Health Risk Adjustment Coder
Blue Zones Health
Job Description
Job Description
Description:
You could be the one who changes everything.
Blue Zones Health is on a mission to empower patients, physicians, and communities to Live Better, Longer™ by delivering transformative primary care rooted in lifestyle medicine. Formerly Healthly, we are reimagining healthcare by addressing the root causes of chronic disease and reducing the need for costly interventions. Our approach integrates insights from the original Blue Zones research, over 25 years of scientific study into the world’s longest-lived cultures, and is grounded in the evidence-based methodology of the American College of Lifestyle Medicine.

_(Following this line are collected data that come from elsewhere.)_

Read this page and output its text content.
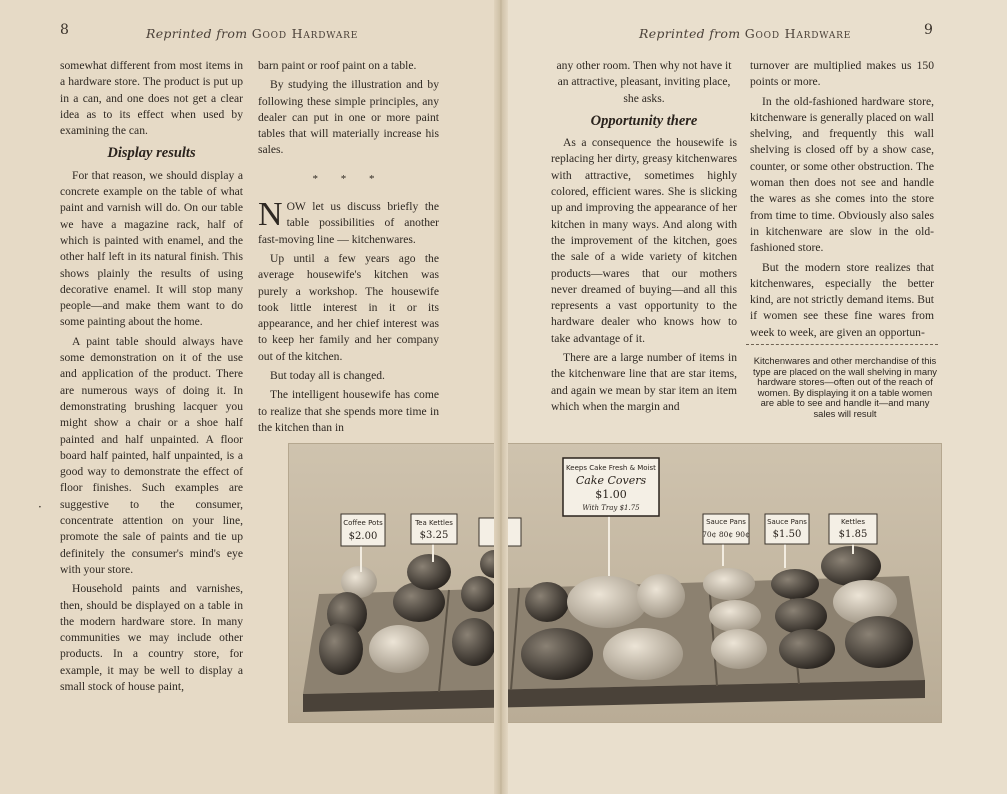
8	Reprinted from Good Hardware

somewhat different from most items in a hardware store. The product is put up in a can, and one does not get a clear idea as to its effect when used by examining the can.

Display results

For that reason, we should display a concrete example on the table of what paint and varnish will do. On our table we have a magazine rack, half of which is painted with enamel, and the other half left in its natural finish. This shows plainly the results of using decorative enamel. It will stop many people—and make them want to do some painting about the home.

A paint table should always have some demonstration on it of the use and application of the product. There are numerous ways of doing it. In demonstrating brushing lacquer you might show a chair or a shoe half painted and half unpainted. A floor board half painted, half unpainted, is a good way to demonstrate the effect of floor finishes. Such examples are suggestive to the consumer, concentrate attention on your line, promote the sale of paints and tie up definitely the consumer's mind's eye with your store.

Household paints and varnishes, then, should be displayed on a table in the modern hardware store. In many communities we may include other products. In a country store, for example, it may be well to display a small stock of house paint,

barn paint or roof paint on a table.

By studying the illustration and by following these simple principles, any dealer can put in one or more paint tables that will materially increase his sales.

* * *

N OW let us discuss briefly the table possibilities of another fast-moving line — kitchenwares.

Up until a few years ago the average housewife's kitchen was purely a workshop. The housewife took little interest in it or its appearance, and her chief interest was to keep her family and her company out of the kitchen.

But today all is changed.

The intelligent housewife has come to realize that she spends more time in the kitchen than in

·
Reprinted from Good Hardware	9

any other room. Then why not have it an attractive, pleasant, inviting place, she asks.

Opportunity there

As a consequence the housewife is replacing her dirty, greasy kitchenwares with attractive, sometimes highly colored, efficient wares. She is slicking up and improving the appearance of her kitchen in many ways. And along with the improvement of the kitchen, goes the sale of a wide variety of kitchen products—wares that our mothers never dreamed of buying—and all this represents a vast opportunity to the hardware dealer who knows how to take advantage of it.

There are a large number of items in the kitchenware line that are star items, and again we mean by star item an item which when the margin and

turnover are multiplied makes us 150 points or more.

In the old-fashioned hardware store, kitchenware is generally placed on wall shelving, and frequently this wall shelving is closed off by a show case, counter, or some other obstruction. The woman then does not see and handle the wares as she comes into the store from time to time. Obviously also sales in kitchenware are slow in the old-fashioned store.

But the modern store realizes that kitchenwares, especially the better kind, are not strictly demand items. But if women see these fine wares from week to week, are given an opportun-

Kitchenwares and other merchandise of this type are placed on the wall shelving in many hardware stores—often out of the reach of women. By displaying it on a table women are able to see and handle it—and many sales will result
Coffee Pots
$2.00
Tea Kettles
$3.25
Keeps Cake Fresh & Moist
Cake Covers
$1.00
With Tray $1.75
Sauce Pans
70¢ 80¢ 90¢
Sauce Pans
$1.50
Kettles
$1.85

We serve patients virtually nationwide and in-person through an expanding network of clinic locations, making whole-person care accessible and impactful.
Position Summary
The Health Risk Adjustment Coder plays a vital role on the Blue Zones Health Vitality Medical Team. This individual owns risk adjustment strategy implementation, partner relationships, compliance, and quality performance initiatives related to Medicare Risk Adjustment (MRA). The role focuses on the development and oversight of data-driven programs that support accurate coding, provider engagement, performance improvement, and regulatory compliance.
This is a remote position with local travel required 2–3 times per week to provider practices across the all provider network region.
Key Responsibilities
- Serve as the subject matter expert (SME) and lead initiatives across prospective, retrospective, and concurrent MRA strategies.
- Monitor risk adjustment coding compliance and performance across the organization.
- Guide provider documentation, chart review accuracy, and coding integrity to ensure appropriate HCC recapture.
- Conduct internal education for clinical staff and providers on accurate coding practices and clinical documentation improvement.
- Lead cross-functional collaboration with Finance, Analytics, and the Vitality team to identify coding improvement opportunities and drive data-informed strategies.
- Partner with vendors and payers to oversee coding performance, program integrity, and service level adherence.
- Drive completion of key KPIs, including risk score accuracy, coding quality, and annual wellness visit (AWV) completion rates.
- Support operational leaders and provider engagement teams with workflow integration and training for value-based risk and quality initiatives.
- Support tailored campaign strategies for risk and quality performance improvement based on local market needs and provider group trends.
- Ensure all activities meet federal, state, and partner compliance requirements.
- Provide regular updates and progress reports to senior leadership and key stakeholders.
Compliance:
- Employee shall comply with all applicable federal, state, and local laws, as well as all Employer policies, procedures, and standards, including but not limited to codes of conduct and ethics requirements, as amended from time to time.
Licensure & Certification (one or more required):
- Certified Professional Coder (CPC) – AAPC
- Certified Risk Adjustment Coder (CRC) – AAPC
- Certified Coding Specialist for Providers (CCS-P) – AHIMA
- Registered Health Information Technician (RHIT) – AHIMA
Experience:
- Minimum 2 years in medical operations, specifically within value-based care and risk adjustment coding.
- Demonstrated knowledge of Medicare Advantage, RAF scores, and risk score documentation.
- Prior experience educating providers on correct coding and care gap closure.
- Strong project management and performance tracking skills.
Skills and Competencies
- Proficient in MS Office Suite (Excel, Word, PowerPoint).
- Strong analytical thinking, public speaking, and written communication skills.
- Ability to synthesize data and translate trends into actionable strategies.
- Skilled at building relationships and working cross-functionally.
- Experience presenting coding performance trends to physician groups or leadership.
- Self-directed, detail-oriented, and able to manage multiple priorities effectively.
Working Conditions
- Remote work with local travel to clinics in the All-provider network coverage at least 2–3 days per week. Rotation of clinics will be flexible
- Normal office working conditions with flexibility in scheduling.
- Must have reliable transportation and the ability to travel within the assigned region.